1. Pasien geriatri adalah pasien berusia lanjut (> 60 tahun) dengan penyakit majemuk (multipatologi) akibat gangguan fungsi jasmani dan rohani, kondisi sosial yang bermasalah.

2. Skenario 2 ini belum dapat didiagnosis secara pasti, dikarenakan kondisi multipatologi, namun didapatkan inkontinensia urin,riwayat stroke, dll, sehingga membutuhkan informasi yang lebih rinci dan jelas untuk memberikan intervensi pengobatan.

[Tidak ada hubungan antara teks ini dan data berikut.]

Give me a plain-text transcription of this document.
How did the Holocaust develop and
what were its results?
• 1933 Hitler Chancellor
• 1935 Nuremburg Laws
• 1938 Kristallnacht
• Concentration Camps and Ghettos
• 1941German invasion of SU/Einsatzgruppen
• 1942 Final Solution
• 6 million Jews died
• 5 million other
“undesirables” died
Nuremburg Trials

3. Geriatri assesment sangatlah diperlukan untuk mendiagnosis penyakit yang ada pada di skenario ini.

B. Saran

1. Pada pasien Geriatri pemakaian obat yang banyak (polifarmasi) sebaiknya diawasi dengan baik, sebab lebih sering terjadi efek samping, interaksi, toksisitas obat, dan penyakit iatrogenik, lebih sering terjadi peresepan obat yang tidak sesuai dengan diagnosis penyakit dan berlebihan, serta ketidakpatuhan menggunakan obat sesuai dengan aturan pemakaiannya. 2. Sebagai Dokter umum, harus mengetahui kompetensi apa saja yang harus

dikuasai untuk pasien Geriatri dan berikanlah penatalaksanan sesuai prioritas dan pertimbangan agar tidak terjadinya polifarmasi.

3. Perlu pemeriksaan penunjang lebih lanjut untuk memberikan penatalaksanaan yang tepat bagi pasien.